(25 days)
The AxSOS Locked Plating System in the Stryker Locked Plating System are intended for use in long bone fracture fixation. The AxSOS Locked Plating System is indicated for fixation of long bone fractures including fractures of the distal radius, the proximal humerus, the distal tibia, proximal tibia, and the distal femur.
This Special 510(k) submission is intended to address modifications to the Device Description. This Special 510(k) backing Insert is being modified as part of a line extension of the AxSOS® Locked Plating System. The AxSOS® Locked Plating System contains 4mm Locking Inserts to which changes are being made to improve manufacturability. The locking inserts are made from stainless steel per ASTM F138 and ASTM F139. The AxSOS® Locked Plating 4.0mm Locking Inserts have similar or identical and material properties to the predicate 4.0mm Locking Inserts determined substantially equivalent via 510(k) K050512.

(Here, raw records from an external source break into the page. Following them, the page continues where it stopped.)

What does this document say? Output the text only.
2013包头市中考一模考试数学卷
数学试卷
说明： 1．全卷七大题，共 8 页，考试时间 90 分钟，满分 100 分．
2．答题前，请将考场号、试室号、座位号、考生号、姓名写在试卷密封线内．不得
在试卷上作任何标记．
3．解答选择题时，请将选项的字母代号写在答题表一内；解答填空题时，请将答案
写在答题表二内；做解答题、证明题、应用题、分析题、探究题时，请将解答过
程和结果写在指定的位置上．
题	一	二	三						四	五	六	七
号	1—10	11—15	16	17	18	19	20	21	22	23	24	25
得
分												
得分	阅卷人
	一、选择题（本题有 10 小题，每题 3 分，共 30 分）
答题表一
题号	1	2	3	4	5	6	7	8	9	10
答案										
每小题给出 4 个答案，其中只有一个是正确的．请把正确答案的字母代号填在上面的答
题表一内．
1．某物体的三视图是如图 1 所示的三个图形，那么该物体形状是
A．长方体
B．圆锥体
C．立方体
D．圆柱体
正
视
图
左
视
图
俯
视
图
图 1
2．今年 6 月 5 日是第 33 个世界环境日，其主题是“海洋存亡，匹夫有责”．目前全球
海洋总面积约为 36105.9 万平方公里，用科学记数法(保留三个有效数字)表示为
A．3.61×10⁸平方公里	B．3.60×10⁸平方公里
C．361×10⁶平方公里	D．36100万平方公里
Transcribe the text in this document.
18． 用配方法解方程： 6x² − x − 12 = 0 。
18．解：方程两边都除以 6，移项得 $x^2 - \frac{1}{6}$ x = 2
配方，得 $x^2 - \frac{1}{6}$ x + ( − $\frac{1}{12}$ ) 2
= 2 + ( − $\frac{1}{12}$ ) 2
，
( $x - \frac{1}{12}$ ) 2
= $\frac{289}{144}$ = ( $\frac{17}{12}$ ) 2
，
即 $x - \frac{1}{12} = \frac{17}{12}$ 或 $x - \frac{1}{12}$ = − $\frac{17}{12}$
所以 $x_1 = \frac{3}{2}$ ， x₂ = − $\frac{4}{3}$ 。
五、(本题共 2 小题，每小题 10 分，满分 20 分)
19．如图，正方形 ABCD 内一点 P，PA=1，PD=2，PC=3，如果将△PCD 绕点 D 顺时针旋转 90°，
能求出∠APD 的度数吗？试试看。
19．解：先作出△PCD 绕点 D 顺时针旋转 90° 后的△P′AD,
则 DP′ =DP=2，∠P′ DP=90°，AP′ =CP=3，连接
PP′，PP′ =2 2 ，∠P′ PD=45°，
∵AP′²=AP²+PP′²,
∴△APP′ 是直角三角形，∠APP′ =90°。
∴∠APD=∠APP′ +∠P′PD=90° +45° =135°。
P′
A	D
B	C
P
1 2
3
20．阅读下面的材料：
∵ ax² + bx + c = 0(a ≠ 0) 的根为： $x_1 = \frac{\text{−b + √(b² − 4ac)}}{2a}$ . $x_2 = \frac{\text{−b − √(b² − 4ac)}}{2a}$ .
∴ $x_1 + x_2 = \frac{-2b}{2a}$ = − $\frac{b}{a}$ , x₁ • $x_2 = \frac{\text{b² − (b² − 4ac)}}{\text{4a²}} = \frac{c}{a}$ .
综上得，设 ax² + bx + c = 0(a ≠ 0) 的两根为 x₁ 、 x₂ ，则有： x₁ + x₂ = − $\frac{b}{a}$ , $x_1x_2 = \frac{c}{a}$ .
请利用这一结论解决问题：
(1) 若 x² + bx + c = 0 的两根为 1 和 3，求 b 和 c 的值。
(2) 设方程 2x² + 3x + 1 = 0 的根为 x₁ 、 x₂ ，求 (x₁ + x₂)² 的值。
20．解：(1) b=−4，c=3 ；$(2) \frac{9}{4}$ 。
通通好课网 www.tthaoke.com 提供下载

This document describes a Special 510(k) submission for a line extension of 4mm locking inserts for the AxSOS® Locked Plating System. This type of submission is for modifications to a legally marketed device that do not alter its intended use or fundamental scientific technology. Therefore, the "study" conducted is primarily non-clinical mechanical testing to demonstrate substantial equivalence to a predicate device.
Here's a breakdown of the requested information based on the provided text:
1. Table of Acceptance Criteria and Reported Device Performance
| Acceptance Criteria Category | Specific Test | Reported Device Performance |
|---|---|---|
| Mechanical/Functional | Insertion Force | Met performance requirements; as safe and effective as predicates. |
| Screw Insertion | Met performance requirements; as safe and effective as predicates. | |
| Push Out | Met performance requirements; as safe and effective as predicates. | |
| Torsion | Met performance requirements; as safe and effective as predicates. | |
| Bending | Met performance requirements; as safe and effective as predicates. | |
| Fatigue | Met performance requirements; as safe and effective as predicates. | |
| Material Properties | (Not explicitly listed as a test, but stated) | Similar or identical to predicate 4.0mm Locking Inserts (ASTM F138/F139). |
2. Sample Size Used for the Test Set and Data Provenance
- Sample Size: Not explicitly stated for each test. The text mentions "non-clinical laboratory testing was performed," implying a sufficient number of samples were tested to generate reliable data for each mechanical test.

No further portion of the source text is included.